Travaglio, Sallusti, Repubblica: Tutti quelli che sfottono i garantisti di sinistra

Nessuno tocchi gli indagati. Maria Elena Boschi è stata chiara: "La Barracciu e gli altri indagati restano al loro posto". Insomma per il ministro delle Riforme l'unico a dover pagare è Antonio Gentile defenestrato in 48 ore da palazzo Chigi per una presunta telefonata al direttore de "L'Ora della Calabria". Gentile non era nemmeno indagato. Ma si sa il garantismo del Nazareno è a targhe alterne. E così dopo la difesa d'ufficio della Boschi ecco che sui quotidiani arriva il fuoco incrociato sul Pd e sul ministro delle Riforme colpevole di aver difeso l'indifendibile.

Bordate dal Fatto - Il Fatto Quotidiano punta il dito contro il Nazareno: "Gli indagati del Pd non si toccano. In un'aula vuota e sorda la Boschi rosa e renziana dal colore della camicia completa la mutazione genetica del Pd. Salvarne una per salvarne tre. La questione morale è morta e sepolta. Con tanto di timbro parlamentare nasce nasce la questione della doppia morale della sinistra". Ma a rincarare la dose è pure Peter Gomez che nel suo editoriale impallina la doppia morale democratica: "Per la Barracciu e per gli indagati secondo la Boschi vale il principio di innocenza e le loro eventuali dimissioni saranno valutate solo al termine dell'inchiesta penale. Diventa insomma chiaro che per l'esecutivo promuovere sottosegretari, ministri e viceministri indagati o imputati non è stato uno sbaglio ma una scelta".

Il garantismo di Sallusti - Toni duri anche da Alessandro Sallusti che su Il Giornale attacca a testa bassa la Boschi e il Pd che difende gli indagati ma ne riconosce il profilo garantista: "C'è aria fresca nelle parole di Maria Elena Boschi, ministra iper renziana. Aria nuova per una sinistra che stava soffocando nel tanfo di vent'anni di antiberlusconismo cieco e stupido. 'Il governo - dice la Boschi - non chiederà le dimissioni di sottosegretari o ministri solo perché raggiunti da un avviso di garanzia', riferendosi al caso dei quattro esponenti di governo finiti in guai giudiziari. Finalmente qualcuno, anche nel Pd, ci prova a togliere alla magistratura le chiavi (purtroppo non tutte) della casa della politica. Benvenuta ministra, benvenuta sinistra nelle file dei garantisti. È anni che ci sgoliamo, insultati dai predecessori di Renzi e dai loro trombettieri, per sostenere che non tutto ciò che luccica nelle procure è oro colato.
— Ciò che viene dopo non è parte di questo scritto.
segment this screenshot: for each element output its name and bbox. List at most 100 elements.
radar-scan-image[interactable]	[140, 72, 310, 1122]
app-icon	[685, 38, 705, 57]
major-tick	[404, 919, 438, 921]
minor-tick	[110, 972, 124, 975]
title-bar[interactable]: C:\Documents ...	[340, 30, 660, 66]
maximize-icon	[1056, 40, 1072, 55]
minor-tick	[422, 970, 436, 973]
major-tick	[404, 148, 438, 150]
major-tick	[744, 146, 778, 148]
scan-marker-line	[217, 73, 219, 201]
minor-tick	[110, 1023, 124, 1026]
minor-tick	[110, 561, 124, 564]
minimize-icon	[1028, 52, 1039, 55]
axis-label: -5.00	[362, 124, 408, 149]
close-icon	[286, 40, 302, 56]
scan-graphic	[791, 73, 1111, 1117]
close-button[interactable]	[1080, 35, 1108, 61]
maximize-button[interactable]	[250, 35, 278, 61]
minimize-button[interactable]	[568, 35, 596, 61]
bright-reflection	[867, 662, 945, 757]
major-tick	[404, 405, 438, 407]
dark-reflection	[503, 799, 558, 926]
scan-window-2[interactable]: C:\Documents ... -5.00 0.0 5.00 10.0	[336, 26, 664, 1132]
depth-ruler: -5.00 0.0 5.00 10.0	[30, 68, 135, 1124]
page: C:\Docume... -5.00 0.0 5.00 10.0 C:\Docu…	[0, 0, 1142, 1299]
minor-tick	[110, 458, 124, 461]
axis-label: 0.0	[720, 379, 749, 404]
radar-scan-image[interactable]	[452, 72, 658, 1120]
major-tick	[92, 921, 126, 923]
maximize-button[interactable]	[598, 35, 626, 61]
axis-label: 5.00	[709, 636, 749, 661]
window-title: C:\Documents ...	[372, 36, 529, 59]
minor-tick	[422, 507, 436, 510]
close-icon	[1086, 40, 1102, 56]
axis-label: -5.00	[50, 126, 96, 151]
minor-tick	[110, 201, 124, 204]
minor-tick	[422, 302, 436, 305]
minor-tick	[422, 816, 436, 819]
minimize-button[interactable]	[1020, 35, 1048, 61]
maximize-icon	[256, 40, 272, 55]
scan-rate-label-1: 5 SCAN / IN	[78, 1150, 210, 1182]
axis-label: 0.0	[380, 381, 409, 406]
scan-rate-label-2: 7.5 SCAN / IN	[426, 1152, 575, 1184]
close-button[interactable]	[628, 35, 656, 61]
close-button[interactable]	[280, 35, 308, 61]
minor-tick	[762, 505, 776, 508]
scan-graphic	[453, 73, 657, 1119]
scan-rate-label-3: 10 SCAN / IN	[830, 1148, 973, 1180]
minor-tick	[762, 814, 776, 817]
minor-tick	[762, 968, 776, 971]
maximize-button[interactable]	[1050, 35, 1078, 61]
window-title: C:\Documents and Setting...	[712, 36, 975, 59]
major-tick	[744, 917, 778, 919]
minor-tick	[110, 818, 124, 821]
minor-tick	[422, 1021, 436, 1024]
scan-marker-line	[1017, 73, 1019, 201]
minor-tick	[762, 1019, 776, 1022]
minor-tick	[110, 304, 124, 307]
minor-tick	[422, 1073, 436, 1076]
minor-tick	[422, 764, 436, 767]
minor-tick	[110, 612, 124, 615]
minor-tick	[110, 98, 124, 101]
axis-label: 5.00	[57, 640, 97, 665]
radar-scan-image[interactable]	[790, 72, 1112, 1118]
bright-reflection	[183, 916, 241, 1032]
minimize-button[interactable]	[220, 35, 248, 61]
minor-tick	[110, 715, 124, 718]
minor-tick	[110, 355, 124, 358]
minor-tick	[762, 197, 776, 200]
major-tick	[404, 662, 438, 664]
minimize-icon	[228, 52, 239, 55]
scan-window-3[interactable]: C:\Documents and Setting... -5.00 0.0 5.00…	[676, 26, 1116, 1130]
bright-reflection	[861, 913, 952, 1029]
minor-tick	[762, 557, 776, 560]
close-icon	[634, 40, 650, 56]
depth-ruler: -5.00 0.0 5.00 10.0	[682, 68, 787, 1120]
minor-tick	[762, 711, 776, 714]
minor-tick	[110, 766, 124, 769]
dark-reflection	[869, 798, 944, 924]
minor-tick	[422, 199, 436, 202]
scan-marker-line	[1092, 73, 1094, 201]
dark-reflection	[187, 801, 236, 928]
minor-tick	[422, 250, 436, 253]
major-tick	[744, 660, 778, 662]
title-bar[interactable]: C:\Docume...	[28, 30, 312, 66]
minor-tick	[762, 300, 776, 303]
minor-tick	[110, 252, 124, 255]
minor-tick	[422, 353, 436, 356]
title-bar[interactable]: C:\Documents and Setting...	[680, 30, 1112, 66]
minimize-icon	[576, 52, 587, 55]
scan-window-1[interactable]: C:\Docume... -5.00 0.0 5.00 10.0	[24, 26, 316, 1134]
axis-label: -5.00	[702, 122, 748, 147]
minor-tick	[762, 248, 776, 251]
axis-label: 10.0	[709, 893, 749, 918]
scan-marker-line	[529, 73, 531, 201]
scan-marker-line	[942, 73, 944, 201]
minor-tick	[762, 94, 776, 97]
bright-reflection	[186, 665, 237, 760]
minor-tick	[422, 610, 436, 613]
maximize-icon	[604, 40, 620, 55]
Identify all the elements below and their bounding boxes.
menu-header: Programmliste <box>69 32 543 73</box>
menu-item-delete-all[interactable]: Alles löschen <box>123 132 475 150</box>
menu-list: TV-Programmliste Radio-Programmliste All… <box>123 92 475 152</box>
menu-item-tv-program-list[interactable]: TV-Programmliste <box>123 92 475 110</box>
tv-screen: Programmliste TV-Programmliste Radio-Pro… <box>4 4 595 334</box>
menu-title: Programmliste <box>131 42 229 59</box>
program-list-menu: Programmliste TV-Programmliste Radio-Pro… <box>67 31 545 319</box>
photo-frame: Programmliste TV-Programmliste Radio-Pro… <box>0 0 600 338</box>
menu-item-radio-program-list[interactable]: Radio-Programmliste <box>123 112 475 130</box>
Che uno è innocente fino a sentenza contraria (capita pure oltre) anche se avversario politico, antipatico o filibustiere", afferma Sallusti. Infine arrivano colpi bassi anche dalla stampa amica del Pd.

Fuoco amico da Repubblica - Su Repubblica Liana Milella parla di "due pesi e due misure": "Il governo si dà ai sofismi per tenere nell'esecutivo i sottosegretari inquisiti. Gentile, il più impresentabile, è stato dimissionato ed era un esponente dell'Ncd, il partito di Alfano. Quelli del Pd invece restano con i diktat affidati alla Boschi. Una sorta di improvviso doppiopesismo". Insomma il coro è unanime: Barracciu&Co. devono fare le valigie.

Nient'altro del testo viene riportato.